Some business groups like the Indiana Employers’ Forum advocate bans or moratoriums on fees, citing the increased cost of providing competitive benefits.
The other side: Hospitals argue that facility fees are necessary to cover critical infrastructure such as electronic health record systems and other overhead costs. Some call them “personal expenses,” saying they cover the expenses of nurses, lab technicians, pharmacists, and other essential staff.
- Texas hospitals are concerned about what they say is the broad definition of facility fees in pending legislation in the state Senate, saying he could eliminate all hospital payments in addition to those going to doctors.

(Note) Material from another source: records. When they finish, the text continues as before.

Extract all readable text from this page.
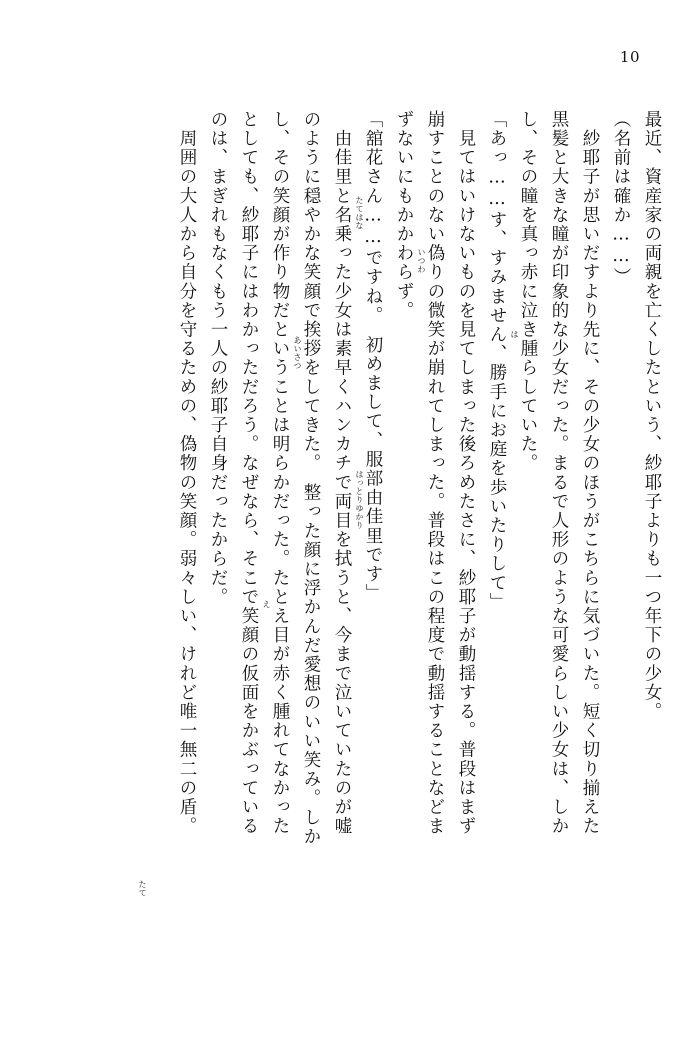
10
最近、資産家の両親を亡くしたという、紗耶子よりも一つ年下の少女。
（名前は確か……）
　紗耶子が思いだすより先に、その少女のほうがこちらに気づいた。短く切り揃えた
黒髪と大きな瞳が印象的な少女だった。まるで人形のような可愛らしい少女は、しか
し、その瞳を真っ赤に泣き腫らしていた。
「あっ……す、すみません、勝手にお庭を歩いたりして」
　見てはいけないものを見てしまった後ろめたさに、紗耶子が動揺する。普段はまず
崩すことのない偽りの微笑が崩れてしまった。普段はこの程度で動揺することなどま
ずないにもかかわらず。
「舘花さん……ですね。　初めまして、服部由佳里です」
　由佳里と名乗った少女は素早くハンカチで両目を拭うと、今まで泣いていたのが嘘
のように穏やかな笑顔で挨拶をしてきた。　整った顔に浮かんだ愛想のいい笑み。しか
し、その笑顔が作り物だということは明らかだった。たとえ目が赤く腫れてなかった
としても、紗耶子にはわかっただろう。なぜなら、そこで笑顔の仮面をかぶっている
のは、まぎれもなくもう一人の紗耶子自身だったからだ。
　周囲の大人から自分を守るための、偽物の笑顔。弱々しい、けれど唯一無二の盾。	は
いつわ
たてはな
はっとりゆかり
あいさつ
え
たて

- “We need to quantify the problem we’re trying to solve,” said Cameron Duncan, vice president of advocacy at the Texas Hospital Association.
- The group said the bill as originally introduced would cause 69% of Texas hospitals to close in their outpatient clinics.
The plot: Insurers that negotiated covered costs with hospitals and health systems stayed mostly quiet on fees.
- And the vagaries of hospital pricing mean that transparency requirements alone may not warn patients of additional charges.
- “It’s not clear from the data that the fees are consistent, or that you could decipher that the fees are consistent for each type of procedure,” said Vicki Veltri, senior policy officer at the National Academy for State. Health Policy and former Connecticut leader. Health Strategy Office.
The bottom line: Patients are increasingly being billed as if they were in a hospital, even if they haven’t set foot there, as doctors’ offices are increasingly taken over by massive healthcare systems.
- While these healthcare systems tout access and efficiency to reduce healthcare costs, facility fees are pushing more lawmakers and regulators to do a reality check.